Samsung’s satisfaction score grew the most, increasing by five points to 76, a seven percent gain. Motorola’s score climbed 5.5 percent to 77 points, while Nokia’s gained a point to close at 76, a 1.3 percent increase. Other smartphone manufacturers’ scores slumped: those of HTC and LG slid four percent and 5.3 percent, respectively.
2012′s eight-point gap between Apple and the best of the rest was halved in 2013, as Apple now leads the next closest, Motorola, by just four points.
ACSI’s director, David VanAmburg, attempted to explain Apple’s shrinking lead.
“While the iPhone 5 had strong sales, it has not bolstered Apple’s overall customer satisfaction,” said VanAmburg in a report accompanying the survey results. “[And Samsung's] improvement is the largest yet for any cell phone manufacturer.”
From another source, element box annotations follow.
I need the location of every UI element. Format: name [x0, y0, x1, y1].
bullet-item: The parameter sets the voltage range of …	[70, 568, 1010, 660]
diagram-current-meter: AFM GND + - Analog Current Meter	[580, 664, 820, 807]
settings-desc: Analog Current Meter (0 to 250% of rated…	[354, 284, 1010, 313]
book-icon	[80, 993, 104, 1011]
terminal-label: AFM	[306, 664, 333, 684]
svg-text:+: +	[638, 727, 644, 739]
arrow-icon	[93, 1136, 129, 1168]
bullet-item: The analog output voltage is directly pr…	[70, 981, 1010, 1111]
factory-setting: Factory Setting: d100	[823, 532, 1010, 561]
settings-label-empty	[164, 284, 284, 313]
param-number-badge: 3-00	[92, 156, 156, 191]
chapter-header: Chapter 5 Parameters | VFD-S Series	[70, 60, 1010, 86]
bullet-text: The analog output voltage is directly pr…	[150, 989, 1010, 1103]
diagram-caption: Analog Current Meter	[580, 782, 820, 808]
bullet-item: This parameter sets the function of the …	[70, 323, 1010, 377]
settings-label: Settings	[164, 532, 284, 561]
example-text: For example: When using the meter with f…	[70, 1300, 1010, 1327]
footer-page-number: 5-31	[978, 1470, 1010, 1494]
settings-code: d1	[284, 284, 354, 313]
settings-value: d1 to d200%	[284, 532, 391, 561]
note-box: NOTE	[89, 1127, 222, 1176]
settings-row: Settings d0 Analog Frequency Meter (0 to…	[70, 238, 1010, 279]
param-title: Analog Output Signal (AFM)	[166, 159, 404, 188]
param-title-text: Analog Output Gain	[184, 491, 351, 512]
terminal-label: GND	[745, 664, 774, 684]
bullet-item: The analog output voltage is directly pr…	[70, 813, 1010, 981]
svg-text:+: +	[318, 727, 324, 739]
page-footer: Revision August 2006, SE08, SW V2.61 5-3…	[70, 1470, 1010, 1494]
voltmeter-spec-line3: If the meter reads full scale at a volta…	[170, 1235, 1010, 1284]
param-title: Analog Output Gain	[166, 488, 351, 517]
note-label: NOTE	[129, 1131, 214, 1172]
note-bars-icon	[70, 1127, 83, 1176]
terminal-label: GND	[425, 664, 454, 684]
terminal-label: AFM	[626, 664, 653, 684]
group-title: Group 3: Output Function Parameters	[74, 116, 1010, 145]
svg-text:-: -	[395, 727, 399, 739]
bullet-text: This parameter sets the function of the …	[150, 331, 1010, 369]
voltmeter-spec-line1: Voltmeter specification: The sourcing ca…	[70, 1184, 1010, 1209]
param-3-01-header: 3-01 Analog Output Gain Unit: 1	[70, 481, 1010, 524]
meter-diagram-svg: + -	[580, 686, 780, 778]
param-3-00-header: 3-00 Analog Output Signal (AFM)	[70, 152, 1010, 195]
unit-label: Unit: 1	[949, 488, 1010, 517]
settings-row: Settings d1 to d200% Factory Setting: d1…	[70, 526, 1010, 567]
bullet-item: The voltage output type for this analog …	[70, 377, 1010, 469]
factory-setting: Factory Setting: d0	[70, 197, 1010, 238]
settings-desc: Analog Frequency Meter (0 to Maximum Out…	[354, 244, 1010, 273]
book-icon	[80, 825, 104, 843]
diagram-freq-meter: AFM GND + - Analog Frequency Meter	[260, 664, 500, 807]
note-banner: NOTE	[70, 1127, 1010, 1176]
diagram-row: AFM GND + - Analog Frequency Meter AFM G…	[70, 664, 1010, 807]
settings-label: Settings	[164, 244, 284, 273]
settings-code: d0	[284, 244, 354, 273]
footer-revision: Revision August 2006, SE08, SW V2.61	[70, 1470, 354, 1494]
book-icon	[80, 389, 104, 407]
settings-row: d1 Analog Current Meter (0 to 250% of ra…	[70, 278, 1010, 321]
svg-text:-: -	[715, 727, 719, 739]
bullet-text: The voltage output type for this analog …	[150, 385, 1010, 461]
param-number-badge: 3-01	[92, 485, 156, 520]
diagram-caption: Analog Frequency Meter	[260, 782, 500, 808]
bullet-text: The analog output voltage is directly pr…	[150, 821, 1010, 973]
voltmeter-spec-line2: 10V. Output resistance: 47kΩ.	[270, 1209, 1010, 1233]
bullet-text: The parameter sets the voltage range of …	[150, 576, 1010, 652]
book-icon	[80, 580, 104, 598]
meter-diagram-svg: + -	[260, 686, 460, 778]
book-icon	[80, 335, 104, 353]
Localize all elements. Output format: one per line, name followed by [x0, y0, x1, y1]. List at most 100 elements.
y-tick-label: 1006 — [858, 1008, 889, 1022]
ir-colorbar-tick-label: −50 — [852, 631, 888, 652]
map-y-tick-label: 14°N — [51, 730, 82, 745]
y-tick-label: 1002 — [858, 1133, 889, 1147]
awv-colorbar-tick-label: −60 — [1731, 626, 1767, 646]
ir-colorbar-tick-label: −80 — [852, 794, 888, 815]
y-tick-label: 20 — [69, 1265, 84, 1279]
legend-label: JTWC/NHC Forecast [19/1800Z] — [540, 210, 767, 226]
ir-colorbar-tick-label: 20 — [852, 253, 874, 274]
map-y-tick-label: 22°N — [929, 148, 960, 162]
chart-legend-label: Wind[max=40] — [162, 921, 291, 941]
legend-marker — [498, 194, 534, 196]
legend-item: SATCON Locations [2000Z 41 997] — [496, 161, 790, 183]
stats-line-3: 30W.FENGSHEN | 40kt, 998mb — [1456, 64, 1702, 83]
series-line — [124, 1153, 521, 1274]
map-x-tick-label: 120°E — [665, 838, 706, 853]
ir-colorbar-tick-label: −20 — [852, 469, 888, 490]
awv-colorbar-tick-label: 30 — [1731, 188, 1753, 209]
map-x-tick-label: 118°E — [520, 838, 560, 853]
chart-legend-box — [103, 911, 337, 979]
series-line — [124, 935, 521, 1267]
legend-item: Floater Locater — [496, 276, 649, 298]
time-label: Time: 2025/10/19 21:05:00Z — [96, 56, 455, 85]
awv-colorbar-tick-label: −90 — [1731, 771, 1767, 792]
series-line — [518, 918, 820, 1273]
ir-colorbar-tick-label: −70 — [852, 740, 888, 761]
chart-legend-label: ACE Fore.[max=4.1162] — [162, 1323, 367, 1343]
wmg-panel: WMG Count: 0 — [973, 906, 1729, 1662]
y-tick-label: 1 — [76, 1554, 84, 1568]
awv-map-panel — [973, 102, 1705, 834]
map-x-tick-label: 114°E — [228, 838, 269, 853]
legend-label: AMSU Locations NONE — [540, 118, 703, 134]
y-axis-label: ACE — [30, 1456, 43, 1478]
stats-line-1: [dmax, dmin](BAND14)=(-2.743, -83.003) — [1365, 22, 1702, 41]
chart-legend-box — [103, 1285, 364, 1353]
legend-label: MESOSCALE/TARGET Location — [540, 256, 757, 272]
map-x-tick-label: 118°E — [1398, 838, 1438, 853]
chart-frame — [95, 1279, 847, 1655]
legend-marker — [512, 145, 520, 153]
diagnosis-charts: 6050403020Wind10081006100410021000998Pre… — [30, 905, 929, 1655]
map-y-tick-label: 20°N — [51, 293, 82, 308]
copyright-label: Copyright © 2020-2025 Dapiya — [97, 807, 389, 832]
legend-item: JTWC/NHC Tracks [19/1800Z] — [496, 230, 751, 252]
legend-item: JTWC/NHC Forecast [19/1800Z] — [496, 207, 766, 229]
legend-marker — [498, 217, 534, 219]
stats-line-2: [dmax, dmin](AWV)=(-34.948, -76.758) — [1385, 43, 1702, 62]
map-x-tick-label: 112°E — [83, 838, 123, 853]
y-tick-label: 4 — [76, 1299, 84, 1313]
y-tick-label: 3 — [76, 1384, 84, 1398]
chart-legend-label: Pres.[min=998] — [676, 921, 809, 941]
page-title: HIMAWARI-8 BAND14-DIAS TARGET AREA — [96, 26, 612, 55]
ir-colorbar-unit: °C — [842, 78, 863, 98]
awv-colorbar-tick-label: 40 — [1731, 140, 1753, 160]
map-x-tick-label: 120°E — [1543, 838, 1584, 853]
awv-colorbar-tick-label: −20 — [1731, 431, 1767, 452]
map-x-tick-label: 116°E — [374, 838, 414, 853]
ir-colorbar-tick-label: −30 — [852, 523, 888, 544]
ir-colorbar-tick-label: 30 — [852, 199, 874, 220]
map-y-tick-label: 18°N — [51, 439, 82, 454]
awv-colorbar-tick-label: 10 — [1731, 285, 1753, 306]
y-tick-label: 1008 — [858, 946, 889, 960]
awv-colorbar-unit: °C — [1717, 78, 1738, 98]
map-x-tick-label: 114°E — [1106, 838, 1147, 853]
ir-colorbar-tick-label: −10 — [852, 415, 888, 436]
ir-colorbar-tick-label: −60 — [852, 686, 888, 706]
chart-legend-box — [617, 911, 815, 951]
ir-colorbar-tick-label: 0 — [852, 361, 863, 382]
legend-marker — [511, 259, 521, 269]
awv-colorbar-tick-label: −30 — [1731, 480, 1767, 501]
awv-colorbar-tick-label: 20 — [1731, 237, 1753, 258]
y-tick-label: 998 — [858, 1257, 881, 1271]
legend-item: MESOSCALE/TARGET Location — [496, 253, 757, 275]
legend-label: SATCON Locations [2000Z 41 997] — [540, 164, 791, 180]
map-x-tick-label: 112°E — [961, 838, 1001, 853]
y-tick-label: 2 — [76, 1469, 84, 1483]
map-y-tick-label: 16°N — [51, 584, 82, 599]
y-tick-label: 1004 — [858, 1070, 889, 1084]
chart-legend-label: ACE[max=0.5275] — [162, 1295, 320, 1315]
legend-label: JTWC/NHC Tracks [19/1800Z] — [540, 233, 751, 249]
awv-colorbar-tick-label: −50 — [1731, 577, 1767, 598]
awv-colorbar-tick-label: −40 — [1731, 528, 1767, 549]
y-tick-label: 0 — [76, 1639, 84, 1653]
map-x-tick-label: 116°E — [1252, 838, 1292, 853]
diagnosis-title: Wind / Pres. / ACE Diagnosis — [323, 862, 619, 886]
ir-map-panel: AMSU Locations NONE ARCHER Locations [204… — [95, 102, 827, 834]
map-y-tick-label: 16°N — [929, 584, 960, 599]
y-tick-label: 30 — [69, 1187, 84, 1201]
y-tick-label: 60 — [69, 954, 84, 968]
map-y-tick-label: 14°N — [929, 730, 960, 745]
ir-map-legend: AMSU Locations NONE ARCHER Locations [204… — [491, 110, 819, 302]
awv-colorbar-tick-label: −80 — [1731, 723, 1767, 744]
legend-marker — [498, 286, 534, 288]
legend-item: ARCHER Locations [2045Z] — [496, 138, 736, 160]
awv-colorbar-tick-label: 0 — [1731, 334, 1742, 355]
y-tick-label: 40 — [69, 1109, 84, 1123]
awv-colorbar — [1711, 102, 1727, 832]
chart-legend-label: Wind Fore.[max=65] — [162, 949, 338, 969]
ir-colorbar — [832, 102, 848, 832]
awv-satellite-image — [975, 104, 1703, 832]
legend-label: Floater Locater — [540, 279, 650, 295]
VanAmburg credited the 2012 launch of the Galaxy S3 for the boost to Samsung’s score, and noted that the 81 scored by the iPhone lagged behind the 86 garnered by Apple’s Mac personal computers and iPad tablets last September.
ACSI’s results generally conformed with media coverage and customer reactions to the iPhone 5 – which was seen as a minor upgrade, even though it sported a slightly larger screen – and Samsung’s Galaxy S3 and S4, which have been applauded. Most analysts, for instance, have portrayed Samsung as Apple’s only real competitor.
According to IDC, Samsung shipped 71 million smartphones in the first quarter, while Apple shipped 37 million iPhones, or just over half as many. Apple’s share shrunk to 17.3 percent for the quarter, down from 23 percent for the same period in 2012; meanwhile, Samsung’s share climbed from 28.8 percent to 32.7 percent.
The ACSI scores can be found on the organisation’s website. The results were based on surveys of nearly 9600 Americans between 21 January and 17 March 2013.